Rumeur
La rumeur flottait insidieusement dans les couloirs de mon lycée, divulguant avec parcimonie son précieux poison. Son secret concernait une fille de ma classe que je connaissais mal, mais, dès l’instant où je l’appris, je sentis en moi exciter une émotion nouvelle et terrifiante.
La première fois que j’avais vu cette fille, c’était l’année précédente. Un soir où, comme à mon habitude, je sortais de cours avec toujours la même idée fixe en tête, rentrer chez moi au plus vite pour retrouver le confort de ma chambre et la solitude de mes jeux vidéo. Sur le parvis se regroupaient des tas d’élèves bien moins pressés que moi. L’une de ces bandes était constituée de personnes vêtues dans un style qui prouvait une profonde confiance en soi et un goût pour la provocation. Les garçons avaient des cuirs noirs menaçants avec des blue-jeans raffinés et les filles des pantalons colorés trop larges avec de longs manteaux sombres couvrant des hauts courts qui laissaient les ventres apparents. On aurait dit des costumes de théâtre, quelque chose de trop sophistiqué pour le monde réel. Ils gloussaient joyeusement, parlaient fort, mais surtout enchaînaient les cigarettes qu’ils dégustaient avec désinvolture. Ils étaient recouverts de cette aura grisâtre et opaque qu’ils soufflaient et les excluaient du cercle commun des mortels. On les devinait inatteignables, protégés dans cette atmosphère toxique qu’ils produisaient et dans laquelle ils se complaisaient.
Je connaissais l’un d’entre eux, un garçon aux cheveux frisé avec une seule boucle d’oreille, toujours accompagné de sa fidèle pochette de guitare. Il s’appelait Renan, nous avions grandi dans le même village autrefois, mais nous ne nous étions jamais entendus. Il avait très vite évolué en ce personnage excentrique. Je le savais, il ne jouait pas de musique. C’était juste un accessoire pour créer une version socialement attirante de lui-même. Je le détestais, car c’était un frimeur, superficiel et égoïste. J’étais bien évidemment jaloux, on racontait toutes sortes d’histoires sur lui, comme quoi il fricoterait avec la plupart des filles du lycée. Je l’enviai davantage ce soir-là où une blonde au regard de chat entouré d’eye-liner l’enlaçait. Sur le moment, je ne pus m’empêcher d’avoir un pincement au cœur en admirant le doux visage de la belle inconnue collé à celui de mon rival. Je désapprouvais cette relation, mais je n’avais aucun pouvoir là-dessus. De ce moment, la blonde aux yeux de chat ne manqua jamais d’être présente dans le groupe, à fumer pendant des heures. Il me sembla qu’ils y restèrent jusqu’à tard, mais je n’avais jamais pris la peine d’attendre pour le vérifier.

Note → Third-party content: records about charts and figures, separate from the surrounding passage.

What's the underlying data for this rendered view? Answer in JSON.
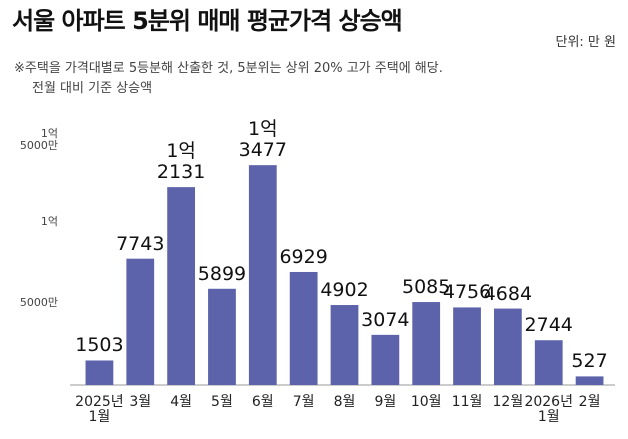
{
  "chart_data": {
    "type": "bar",
    "title": "서울 아파트 5분위 매매 평균가격 상승액",
    "unit": "단위: 만 원",
    "notes": [
      "※주택을 가격대별로 5등분해 산출한 것, 5분위는 상위 20% 고가 주택에 해당.",
      "전월 대비 기준 상승액"
    ],
    "categories": [
      "2025년\n1월",
      "3월",
      "4월",
      "5월",
      "6월",
      "7월",
      "8월",
      "9월",
      "10월",
      "11월",
      "12월",
      "2026년\n1월",
      "2월"
    ],
    "values": [
      1503,
      7743,
      12131,
      5899,
      13477,
      6929,
      4902,
      3074,
      5085,
      4756,
      4684,
      2744,
      527
    ],
    "value_labels": [
      "1503",
      "7743",
      "1억\n2131",
      "5899",
      "1억\n3477",
      "6929",
      "4902",
      "3074",
      "5085",
      "4756",
      "4684",
      "2744",
      "527"
    ],
    "color": "#5c63aa",
    "ylim": [
      0,
      16000
    ],
    "yticks": [
      {
        "value": 5000,
        "label": "5000만"
      },
      {
        "value": 10000,
        "label": "1억"
      },
      {
        "value": 15000,
        "label": "1억\n5000만"
      }
    ],
    "grid": false
  }
}
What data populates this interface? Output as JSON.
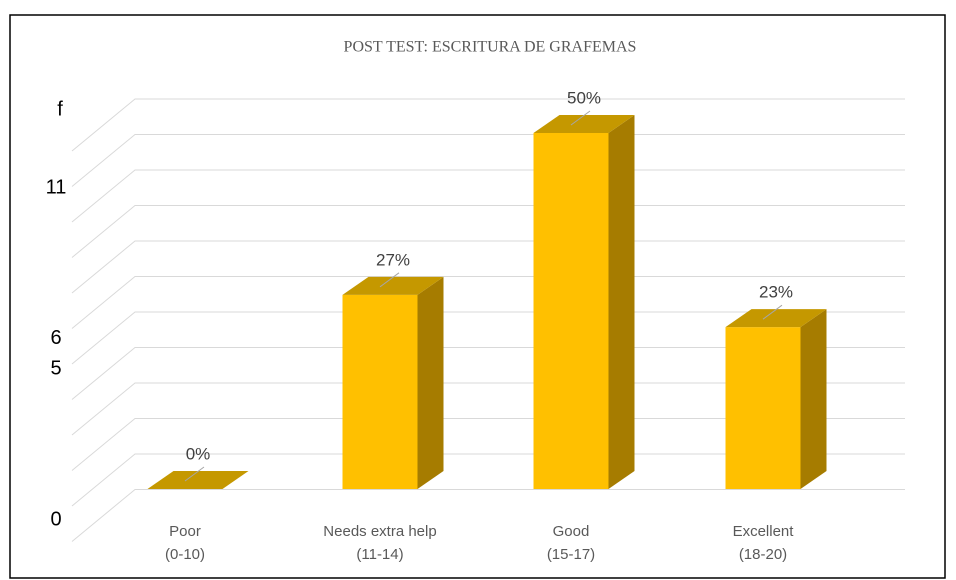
{
  "chart_data": {
    "type": "bar3d",
    "title": "POST TEST: ESCRITURA DE GRAFEMAS",
    "y_label": "f",
    "categories": [
      "Poor\n(0-10)",
      "Needs extra help\n(11-14)",
      "Good\n(15-17)",
      "Excellent\n(18-20)"
    ],
    "values": [
      0,
      6,
      11,
      5
    ],
    "value_labels": [
      "0%",
      "27%",
      "50%",
      "23%"
    ],
    "color": "#FFC000",
    "ylim": [
      0,
      11
    ],
    "yticks": [
      0,
      5,
      6,
      11
    ],
    "grid": true
  }
}
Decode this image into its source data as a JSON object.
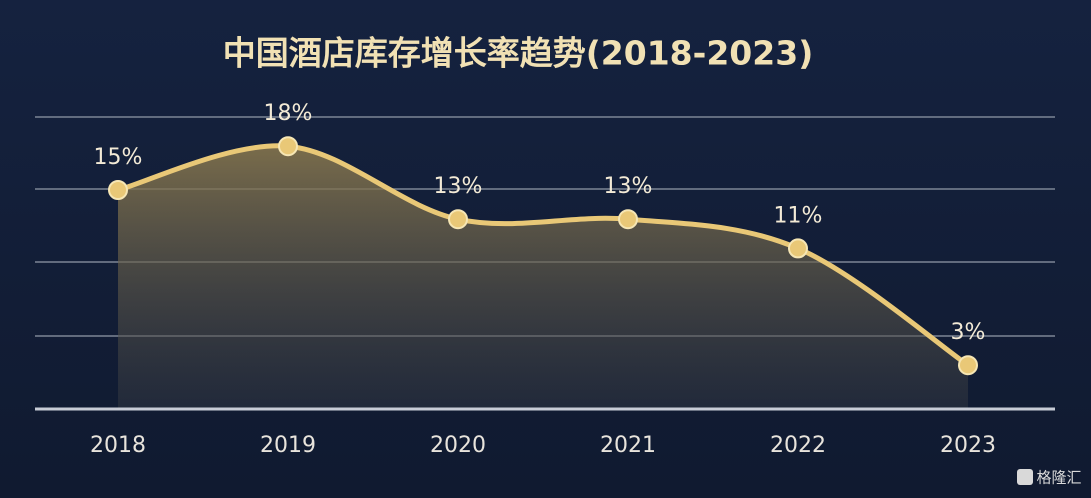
{
  "chart_data": {
    "type": "line",
    "title": "中国酒店库存增长率趋势(2018-2023)",
    "categories": [
      "2018",
      "2019",
      "2020",
      "2021",
      "2022",
      "2023"
    ],
    "series": [
      {
        "name": "库存增长率",
        "color": "#e9c877",
        "values": [
          15,
          18,
          13,
          13,
          11,
          3
        ],
        "value_labels": [
          "15%",
          "18%",
          "13%",
          "13%",
          "11%",
          "3%"
        ]
      }
    ],
    "ylim": [
      0,
      20
    ],
    "watermark": "格隆汇"
  }
}
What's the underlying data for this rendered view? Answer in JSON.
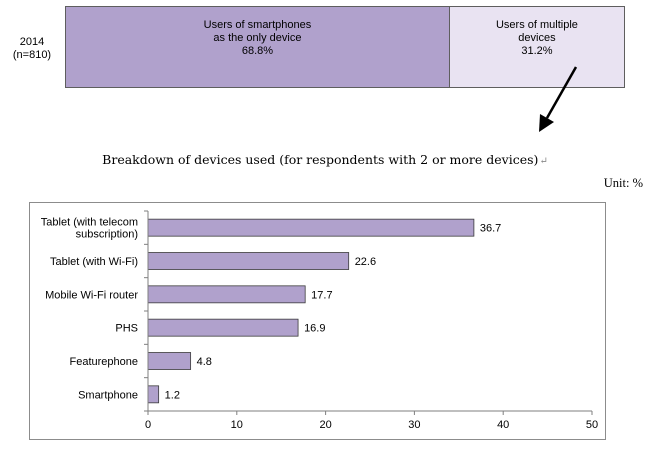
{
  "colors": {
    "only_device_fill": "#b0a1cc",
    "multi_device_fill": "#e9e3f2",
    "bar_fill": "#b0a1cc",
    "bar_stroke": "#3b3b3b"
  },
  "summary": {
    "year_label": "2014",
    "n_label": "(n=810)",
    "segments": [
      {
        "name": "Users of smartphones\nas the only device",
        "value_label": "68.8%",
        "value": 68.8
      },
      {
        "name": "Users of multiple\ndevices",
        "value_label": "31.2%",
        "value": 31.2
      }
    ]
  },
  "breakdown_title": "Breakdown of devices used (for respondents with 2 or more devices)",
  "paragraph_mark": "↵",
  "unit_label": "Unit:  %",
  "chart_data": {
    "type": "bar",
    "orientation": "horizontal",
    "categories": [
      "Tablet (with telecom subscription)",
      "Tablet (with Wi-Fi)",
      "Mobile Wi-Fi router",
      "PHS",
      "Featurephone",
      "Smartphone"
    ],
    "category_lines": [
      [
        "Tablet (with telecom",
        "subscription)"
      ],
      [
        "Tablet (with Wi-Fi)"
      ],
      [
        "Mobile Wi-Fi router"
      ],
      [
        "PHS"
      ],
      [
        "Featurephone"
      ],
      [
        "Smartphone"
      ]
    ],
    "values": [
      36.7,
      22.6,
      17.7,
      16.9,
      4.8,
      1.2
    ],
    "value_labels": [
      "36.7",
      "22.6",
      "17.7",
      "16.9",
      "4.8",
      "1.2"
    ],
    "xlim": [
      0,
      50
    ],
    "xticks": [
      0,
      10,
      20,
      30,
      40,
      50
    ],
    "grid": false,
    "legend": "none"
  }
}
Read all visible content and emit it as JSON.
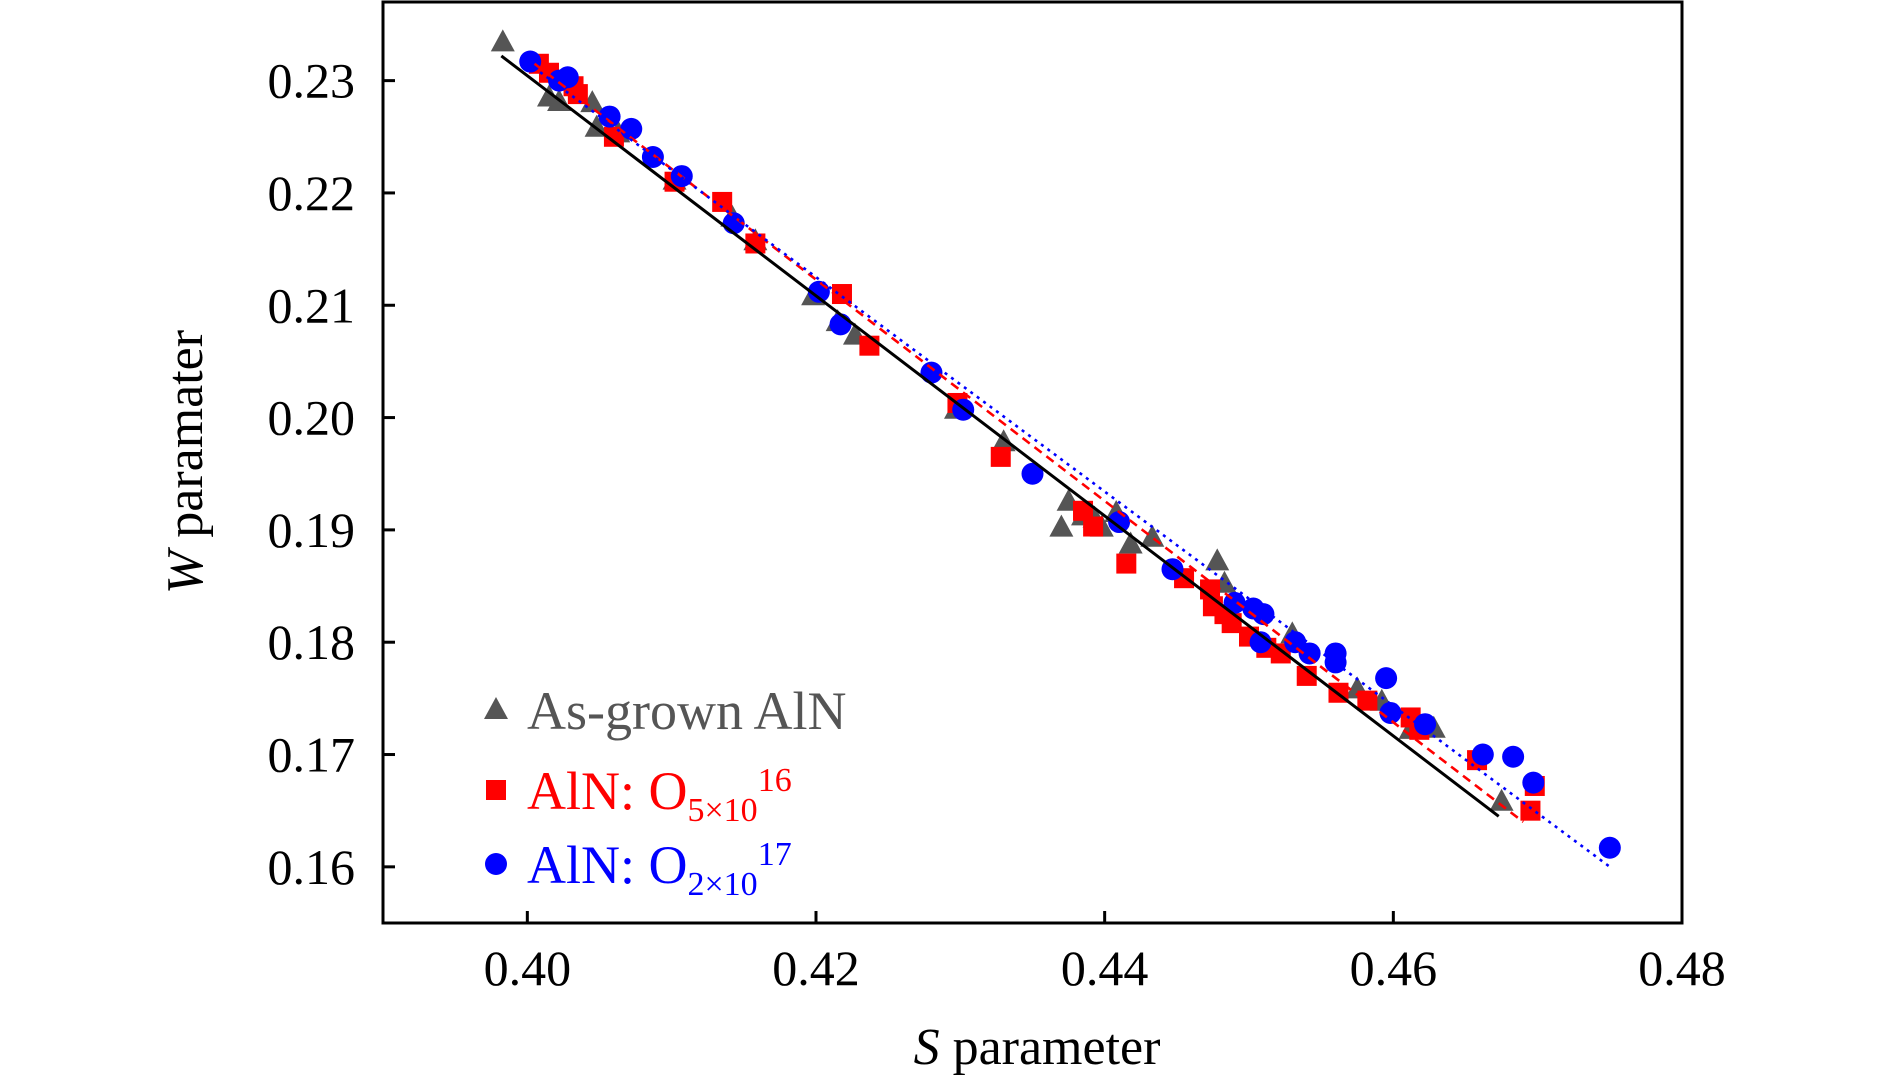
{
  "chart_data": {
    "type": "scatter",
    "xlabel": {
      "italic": "S",
      "rest": " parameter"
    },
    "ylabel": {
      "italic": "W",
      "rest": " paramater"
    },
    "xlim": [
      0.39,
      0.48
    ],
    "ylim": [
      0.155,
      0.237
    ],
    "xticks": [
      "0.40",
      "0.42",
      "0.44",
      "0.46",
      "0.48"
    ],
    "yticks": [
      "0.16",
      "0.17",
      "0.18",
      "0.19",
      "0.20",
      "0.21",
      "0.22",
      "0.23"
    ],
    "grid": false,
    "legend_position": "bottom-left",
    "series": [
      {
        "name": "As-grown AlN",
        "legend": {
          "main": "As-grown AlN",
          "sub": "",
          "sup": ""
        },
        "color": "#555555",
        "marker": "triangle",
        "fit": {
          "style": "solid",
          "color": "#000000",
          "x": [
            0.3982,
            0.4673
          ],
          "y": [
            0.2322,
            0.1645
          ]
        },
        "points": [
          [
            0.3983,
            0.2334
          ],
          [
            0.4015,
            0.2285
          ],
          [
            0.4022,
            0.2281
          ],
          [
            0.4045,
            0.228
          ],
          [
            0.4048,
            0.2258
          ],
          [
            0.4063,
            0.2253
          ],
          [
            0.4102,
            0.2211
          ],
          [
            0.4142,
            0.2178
          ],
          [
            0.4158,
            0.2157
          ],
          [
            0.4198,
            0.2108
          ],
          [
            0.4215,
            0.2085
          ],
          [
            0.4227,
            0.2073
          ],
          [
            0.4297,
            0.2007
          ],
          [
            0.433,
            0.1978
          ],
          [
            0.437,
            0.1902
          ],
          [
            0.4375,
            0.1925
          ],
          [
            0.4385,
            0.1912
          ],
          [
            0.4393,
            0.191
          ],
          [
            0.4398,
            0.1902
          ],
          [
            0.4408,
            0.1915
          ],
          [
            0.4418,
            0.1887
          ],
          [
            0.4433,
            0.1893
          ],
          [
            0.4478,
            0.1872
          ],
          [
            0.4483,
            0.1852
          ],
          [
            0.453,
            0.1807
          ],
          [
            0.4575,
            0.1758
          ],
          [
            0.4592,
            0.1747
          ],
          [
            0.4612,
            0.1722
          ],
          [
            0.4628,
            0.1723
          ],
          [
            0.4675,
            0.1658
          ]
        ]
      },
      {
        "name": "AlN: O5×1016",
        "legend": {
          "main": "AlN: O",
          "sub": "5×10",
          "sup": "16"
        },
        "color": "#ff0000",
        "marker": "square",
        "fit": {
          "style": "dashed",
          "color": "#ff0000",
          "x": [
            0.4005,
            0.469
          ],
          "y": [
            0.2315,
            0.164
          ]
        },
        "points": [
          [
            0.4008,
            0.2315
          ],
          [
            0.4015,
            0.2307
          ],
          [
            0.4032,
            0.2295
          ],
          [
            0.4035,
            0.2288
          ],
          [
            0.406,
            0.225
          ],
          [
            0.4102,
            0.221
          ],
          [
            0.4135,
            0.2192
          ],
          [
            0.4158,
            0.2155
          ],
          [
            0.4218,
            0.211
          ],
          [
            0.4237,
            0.2064
          ],
          [
            0.4298,
            0.2013
          ],
          [
            0.4328,
            0.1965
          ],
          [
            0.4385,
            0.1917
          ],
          [
            0.4392,
            0.1903
          ],
          [
            0.4415,
            0.187
          ],
          [
            0.4455,
            0.1857
          ],
          [
            0.4473,
            0.1847
          ],
          [
            0.4475,
            0.1832
          ],
          [
            0.4483,
            0.1825
          ],
          [
            0.4488,
            0.1817
          ],
          [
            0.45,
            0.1805
          ],
          [
            0.4512,
            0.1795
          ],
          [
            0.4522,
            0.179
          ],
          [
            0.454,
            0.177
          ],
          [
            0.4562,
            0.1755
          ],
          [
            0.4582,
            0.1748
          ],
          [
            0.4612,
            0.1733
          ],
          [
            0.4618,
            0.1722
          ],
          [
            0.4658,
            0.1695
          ],
          [
            0.4695,
            0.165
          ],
          [
            0.4698,
            0.1672
          ]
        ]
      },
      {
        "name": "AlN: O2×1017",
        "legend": {
          "main": "AlN: O",
          "sub": "2×10",
          "sup": "17"
        },
        "color": "#0000ff",
        "marker": "circle",
        "fit": {
          "style": "dotted",
          "color": "#0000ff",
          "x": [
            0.4,
            0.475
          ],
          "y": [
            0.2316,
            0.16
          ]
        },
        "points": [
          [
            0.4002,
            0.2317
          ],
          [
            0.4022,
            0.23
          ],
          [
            0.4028,
            0.2303
          ],
          [
            0.4057,
            0.2268
          ],
          [
            0.4072,
            0.2257
          ],
          [
            0.4087,
            0.2232
          ],
          [
            0.4107,
            0.2215
          ],
          [
            0.4143,
            0.2173
          ],
          [
            0.4202,
            0.2112
          ],
          [
            0.4217,
            0.2083
          ],
          [
            0.428,
            0.204
          ],
          [
            0.4302,
            0.2007
          ],
          [
            0.435,
            0.195
          ],
          [
            0.441,
            0.1907
          ],
          [
            0.4447,
            0.1865
          ],
          [
            0.449,
            0.1835
          ],
          [
            0.4503,
            0.183
          ],
          [
            0.451,
            0.1825
          ],
          [
            0.4508,
            0.18
          ],
          [
            0.4532,
            0.18
          ],
          [
            0.4542,
            0.179
          ],
          [
            0.456,
            0.179
          ],
          [
            0.456,
            0.1782
          ],
          [
            0.4595,
            0.1768
          ],
          [
            0.4598,
            0.1737
          ],
          [
            0.4622,
            0.1727
          ],
          [
            0.4662,
            0.17
          ],
          [
            0.4683,
            0.1698
          ],
          [
            0.4697,
            0.1675
          ],
          [
            0.475,
            0.1617
          ]
        ]
      }
    ]
  }
}
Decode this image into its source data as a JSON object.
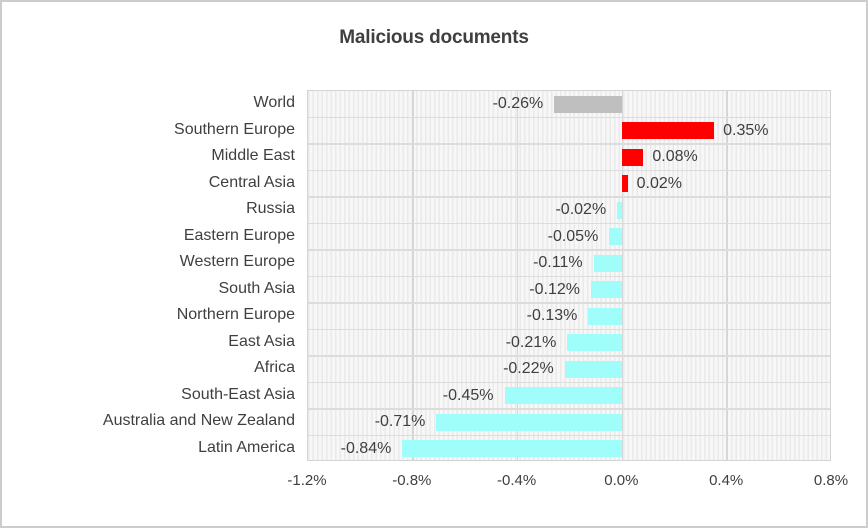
{
  "title": "Malicious documents",
  "chart_data": {
    "type": "bar",
    "orientation": "horizontal",
    "title": "Malicious documents",
    "categories": [
      "World",
      "Southern Europe",
      "Middle East",
      "Central Asia",
      "Russia",
      "Eastern Europe",
      "Western Europe",
      "South Asia",
      "Northern Europe",
      "East Asia",
      "Africa",
      "South-East Asia",
      "Australia and New Zealand",
      "Latin America"
    ],
    "values": [
      -0.26,
      0.35,
      0.08,
      0.02,
      -0.02,
      -0.05,
      -0.11,
      -0.12,
      -0.13,
      -0.21,
      -0.22,
      -0.45,
      -0.71,
      -0.84
    ],
    "value_labels": [
      "-0.26%",
      "0.35%",
      "0.08%",
      "0.02%",
      "-0.02%",
      "-0.05%",
      "-0.11%",
      "-0.12%",
      "-0.13%",
      "-0.21%",
      "-0.22%",
      "-0.45%",
      "-0.71%",
      "-0.84%"
    ],
    "bar_colors": [
      "#bfbfbf",
      "#fe0000",
      "#fe0000",
      "#fe0000",
      "#9ffef9",
      "#9ffef9",
      "#9ffef9",
      "#9ffef9",
      "#9ffef9",
      "#9ffef9",
      "#9ffef9",
      "#9ffef9",
      "#9ffef9",
      "#9ffef9"
    ],
    "color_legend": {
      "world_bar": "#bfbfbf",
      "increase_bar": "#fe0000",
      "decrease_bar": "#9ffef9",
      "text": "#3f3f3f"
    },
    "xlabel": "",
    "ylabel": "",
    "xlim": [
      -1.2,
      0.8
    ],
    "x_ticks": [
      "-1.2%",
      "-0.8%",
      "-0.4%",
      "0.0%",
      "0.4%",
      "0.8%"
    ],
    "x_tick_values": [
      -1.2,
      -0.8,
      -0.4,
      0.0,
      0.4,
      0.8
    ],
    "grid": "on",
    "legend": "none",
    "unit": "%"
  }
}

L’année suivante, la belle inconnue et moi nous étions retrouvés par le hasard de l’organisation scolaire dans la même classe. C’était alors que j’appris pour la première fois son nom, Laurianne. Le jour de la rentrée, j’aperçus Laurianne dans la salle, j’en étais heureux rien qu’en imaginant les opportunités que j’allais avoir de faire connaissance. Les semaines passèrent et jamais je ne manquais de chercher sa présence avant chaque cours. Je l’observais discrètement lorsque je le pouvais et je lui souriais amicalement quand on se croisait dans les couloirs, elle n’était plus pour moi une inconnue. Laurianne n’était pas une élève studieuse, elle n’aimait pas beaucoup venir en classe et cela se voyait. Elle faisait preuve d’une certaine insolence avec les professeurs, ce qui ne me déplaisait pas. Cela m’attirait autant que ça l’éloignait de moi : les chances qu’un garçon sans histoire, calme et insipide l’intéresse étaient quasi nulles. Je restais donc longtemps à la désirer dans un secret timide.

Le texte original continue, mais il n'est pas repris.